It is fair to say that a Thoracic Aortic Aneurysm is a Great Masquerader. It can destroy any vessel to any organ in the body, with a single stroke. Of course, it can cause aortic rupture and death. This is the reason an ‘aneurysm’ has historically been perceived as the ‘old demon’ in the surgical literature.
The Royal Prince Alfred Hospital (RPAH) is a major referral hospital and is recognised for its excellence and innovation in aortic services.
The RPA aortic surgery program was initially set up by Professor Cliff Hughes, who was one of the first surgeons to do the Bentalls’ procedure in Australia. The aortic program has since been strengthened and expanded under the leadership of Professor Paul Bannon, who is recognized internationally for his surgical expertise in aortic and complex root reconstructive surgery.
Vascular surgeons, Professor Jim May and Dr Jeff White were excellent surgeons and trainers of generations of surgeons in this country, who provided outstanding service at RPAH. They were responsible for the introduction of endovascular surgery in Australia, and both had outstanding international profiles in this discipline.
There has been a tremendous evolution in both cardiac surgery and vascular surgery over the years. There is a greater appreciation now, that when we are talking about treating any complex diseases, we need to get away from defining ourselves by the specialties that we are in, and really direct our focus towards how to treat the patient in the best possible way and to achieve the best patient outcomes.

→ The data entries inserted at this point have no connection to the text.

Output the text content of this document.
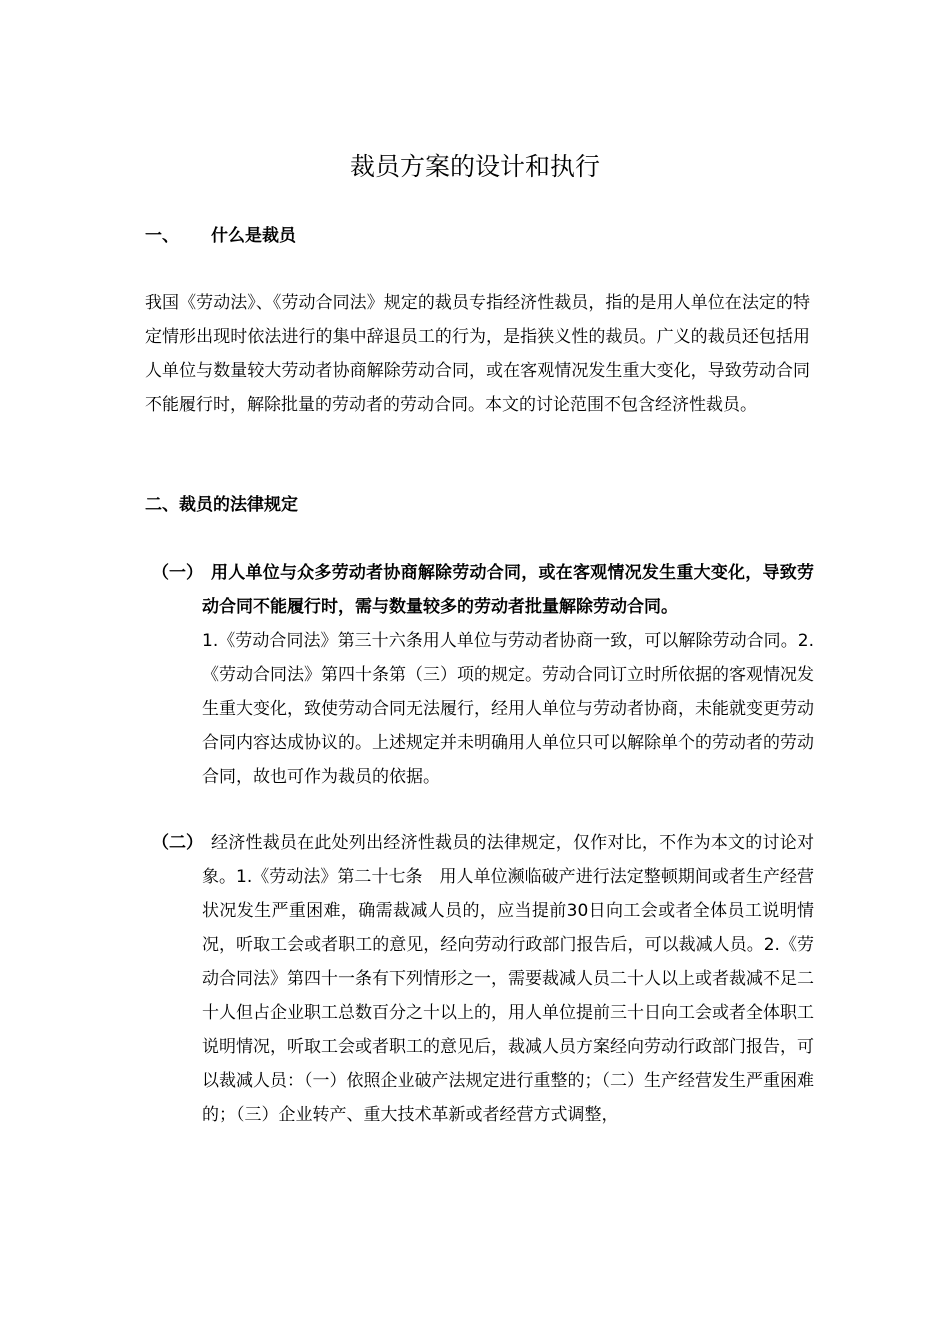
裁员方案的设计和执行
一、 什么是裁员

我国《劳动法》、《劳动合同法》规定的裁员专指经济性裁员，指的是用人单位在法定的特定情形出现时依法进行的集中辞退员工的行为，是指狭义性的裁员。广义的裁员还包括用人单位与数量较大劳动者协商解除劳动合同，或在客观情况发生重大变化，导致劳动合同不能履行时，解除批量的劳动者的劳动合同。本文的讨论范围不包含经济性裁员。

二、裁员的法律规定
（一） 用人单位与众多劳动者协商解除劳动合同，或在客观情况发生重大变化，导致劳动合同不能履行时，需与数量较多的劳动者批量解除劳动合同。
1.《劳动合同法》第三十六条用人单位与劳动者协商一致，可以解除劳动合同。2.《劳动合同法》第四十条第（三）项的规定。劳动合同订立时所依据的客观情况发生重大变化，致使劳动合同无法履行，经用人单位与劳动者协商，未能就变更劳动合同内容达成协议的。上述规定并未明确用人单位只可以解除单个的劳动者的劳动合同，故也可作为裁员的依据。
（二） 经济性裁员在此处列出经济性裁员的法律规定，仅作对比，不作为本文的讨论对象。1.《劳动法》第二十七条　用人单位濒临破产进行法定整顿期间或者生产经营状况发生严重困难，确需裁减人员的，应当提前30日向工会或者全体员工说明情况，听取工会或者职工的意见，经向劳动行政部门报告后，可以裁减人员。2.《劳动合同法》第四十一条有下列情形之一，需要裁减人员二十人以上或者裁减不足二十人但占企业职工总数百分之十以上的，用人单位提前三十日向工会或者全体职工说明情况，听取工会或者职工的意见后，裁减人员方案经向劳动行政部门报告，可以裁减人员：（一）依照企业破产法规定进行重整的；（二）生产经营发生严重困难的；（三）企业转产、重大技术革新或者经营方式调整，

There has been a trend to subspecialize within both disciplines to focus on “aortic interventions” and the task has fallen on the “Aortic Team” to explore both surgical and endovascular options for our patients in a collegiate multi-disciplinary team (MDT) environment. It really requires this MDT to review these complex cases together. At the MDT meetings, different pathologies such as thoracic or abdominal aortic aneurysms, aortic dissection, aortopathy and graft infection are discussed and various treatment options such as open, hybrid, endovascular and medical therapy are recommended.

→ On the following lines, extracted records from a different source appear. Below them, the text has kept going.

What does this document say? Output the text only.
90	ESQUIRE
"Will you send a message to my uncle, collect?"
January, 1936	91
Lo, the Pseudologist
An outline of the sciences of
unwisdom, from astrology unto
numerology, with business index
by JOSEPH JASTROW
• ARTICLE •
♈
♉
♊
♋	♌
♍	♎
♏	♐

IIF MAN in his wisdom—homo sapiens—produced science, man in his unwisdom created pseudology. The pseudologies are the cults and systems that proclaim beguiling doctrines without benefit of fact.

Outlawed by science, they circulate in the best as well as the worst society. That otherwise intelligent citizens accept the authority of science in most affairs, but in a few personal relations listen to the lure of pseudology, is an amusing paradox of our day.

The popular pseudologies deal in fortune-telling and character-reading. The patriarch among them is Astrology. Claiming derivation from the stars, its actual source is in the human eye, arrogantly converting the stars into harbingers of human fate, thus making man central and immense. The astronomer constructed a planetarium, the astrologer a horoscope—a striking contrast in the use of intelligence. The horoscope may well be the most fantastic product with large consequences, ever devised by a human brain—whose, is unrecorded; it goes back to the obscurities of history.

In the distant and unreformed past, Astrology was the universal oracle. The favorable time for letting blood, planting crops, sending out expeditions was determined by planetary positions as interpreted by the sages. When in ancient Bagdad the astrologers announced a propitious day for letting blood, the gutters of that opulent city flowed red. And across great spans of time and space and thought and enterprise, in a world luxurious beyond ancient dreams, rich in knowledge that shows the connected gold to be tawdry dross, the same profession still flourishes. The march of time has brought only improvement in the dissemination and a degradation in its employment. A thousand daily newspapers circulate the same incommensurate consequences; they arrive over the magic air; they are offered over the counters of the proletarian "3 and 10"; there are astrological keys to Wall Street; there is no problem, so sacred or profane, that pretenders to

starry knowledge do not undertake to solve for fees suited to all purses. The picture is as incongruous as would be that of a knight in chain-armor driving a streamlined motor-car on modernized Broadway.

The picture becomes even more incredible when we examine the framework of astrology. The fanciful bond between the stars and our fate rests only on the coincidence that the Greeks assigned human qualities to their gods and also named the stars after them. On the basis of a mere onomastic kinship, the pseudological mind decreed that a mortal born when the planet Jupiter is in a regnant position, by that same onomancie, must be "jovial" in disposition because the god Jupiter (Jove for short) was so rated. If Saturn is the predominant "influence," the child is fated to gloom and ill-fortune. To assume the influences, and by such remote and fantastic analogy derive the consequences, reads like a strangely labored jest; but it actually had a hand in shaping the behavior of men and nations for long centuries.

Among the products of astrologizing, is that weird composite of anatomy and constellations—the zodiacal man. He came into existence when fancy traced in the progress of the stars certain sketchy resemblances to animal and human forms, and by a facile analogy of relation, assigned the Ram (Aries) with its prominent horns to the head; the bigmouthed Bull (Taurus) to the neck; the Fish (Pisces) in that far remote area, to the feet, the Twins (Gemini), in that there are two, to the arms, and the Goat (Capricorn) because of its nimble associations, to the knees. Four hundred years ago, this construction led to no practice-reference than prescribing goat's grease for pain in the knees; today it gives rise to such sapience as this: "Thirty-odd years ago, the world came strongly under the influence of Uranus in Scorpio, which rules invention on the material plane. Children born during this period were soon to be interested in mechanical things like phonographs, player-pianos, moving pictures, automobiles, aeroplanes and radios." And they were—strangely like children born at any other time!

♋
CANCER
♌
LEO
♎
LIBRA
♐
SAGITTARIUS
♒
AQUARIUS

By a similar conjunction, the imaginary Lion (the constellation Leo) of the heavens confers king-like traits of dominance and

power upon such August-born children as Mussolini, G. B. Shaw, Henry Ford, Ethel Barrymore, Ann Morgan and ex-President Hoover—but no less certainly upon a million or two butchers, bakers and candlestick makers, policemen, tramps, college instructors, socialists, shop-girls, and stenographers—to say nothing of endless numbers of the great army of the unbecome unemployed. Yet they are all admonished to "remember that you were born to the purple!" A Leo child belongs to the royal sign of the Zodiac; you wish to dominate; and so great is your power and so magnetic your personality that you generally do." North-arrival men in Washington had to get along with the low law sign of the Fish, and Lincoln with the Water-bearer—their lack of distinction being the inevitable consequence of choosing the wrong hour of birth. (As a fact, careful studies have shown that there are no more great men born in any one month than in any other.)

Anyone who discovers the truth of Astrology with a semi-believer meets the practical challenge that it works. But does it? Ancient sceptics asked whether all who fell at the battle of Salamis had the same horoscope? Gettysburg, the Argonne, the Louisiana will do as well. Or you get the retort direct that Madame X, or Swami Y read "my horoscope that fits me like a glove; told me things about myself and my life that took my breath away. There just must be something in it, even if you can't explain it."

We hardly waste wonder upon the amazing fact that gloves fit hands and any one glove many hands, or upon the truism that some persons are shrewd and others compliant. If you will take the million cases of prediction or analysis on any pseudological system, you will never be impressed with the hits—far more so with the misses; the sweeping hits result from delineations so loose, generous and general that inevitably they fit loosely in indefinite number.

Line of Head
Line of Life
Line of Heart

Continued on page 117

With the introduction of endovascular aneurysm repair, using stent grafts has resulted in a major paradigm shift in the field of aortic surgery. It’s true that the technical details and risk profiles vary greatly between the two, but the principles remain the same. A successful aneurysm repair depends on either open replacement or endovascular exclusion, with healthy segments of artery proximal and distal to the repair. In addition, aortic arch and visceral segments and chronic dissections, add layers of technical complexity to aneurysm treatment.
Even though endovascular repair has become the principal way of dealing with most aortic aneurysms, open repair remains an essential treatment in many circumstances. We consider open surgical treatment to be beneficial for those young patients who have good performance status for better long-term outcomes and for treating patients whose aortic disease has genetic causes. Finally, for those patients for whom previous attempts at endovascular repair have failed, surgical approaches to device removal and definitive repair are becoming increasingly necessary.
I had the privilege of learning under the guidance of Professor Aung Oo as his aortic fellow. He is a world-renowned aortic surgeon, particularly known for open thoracoabdominal aortic repair. Prof Oo was originally the head of aortic surgery at the Liverpool Heart and Chest Hospital but he moved to St Bart’s, London to set up a second aortic centre in the UK. One of the most important lessons that I have learned from him is that you can certainly succeed with good colleagues and limited resources, but you cannot succeed with poor colleagues and great resources. You never hear him raise his voice and everyone listens to him attentively when he speaks. He recognises the importance of unified teamwork and that the key is to have a shared vision.
Indeed, a big part of this, is to build a team with a purpose and a shared vision. For us, this shared vision is to establish a thoraco-abdominal aortic (TAAA) program at RPA.
With that in mind, Dr Raffi Qasabian, Dr Stephen Llewellyn, our senior cardiac anesthetist, and I went to Barts Heart Centre, based at St Bartholomew’s Hospital in the City of London, to see how their aortic service operates and functions. Over the subsequent two years, we also invited Professor Oo to Sydney to guide our RPA Aortic team, as it was very clear to us that the success of a TAAA program is very much dependent on the overall growth of the team.
We have now formed a strong RPA aortic team. The team consists of 2 cardiac surgeons and 3 vascular surgeons, specializing in aortic surgery; 5 cardiac anesthetists/perfusionists, 2 neuromonitoring anesthesiologists, and 2 cardiologists, specializing in aortotopathy and connective tissue disorders. We have monthly aortic MDTs and Marfan clinics. All aortic tissues are stored in the heart bank and we have the largest aortic database with more than 20-year follow up.
Together, not only do we need to train surgeons to master the craft of aortic surgery, but perhaps more importantly, we need to take one step further and train the future generation of surgeons on how to work together throughout their career.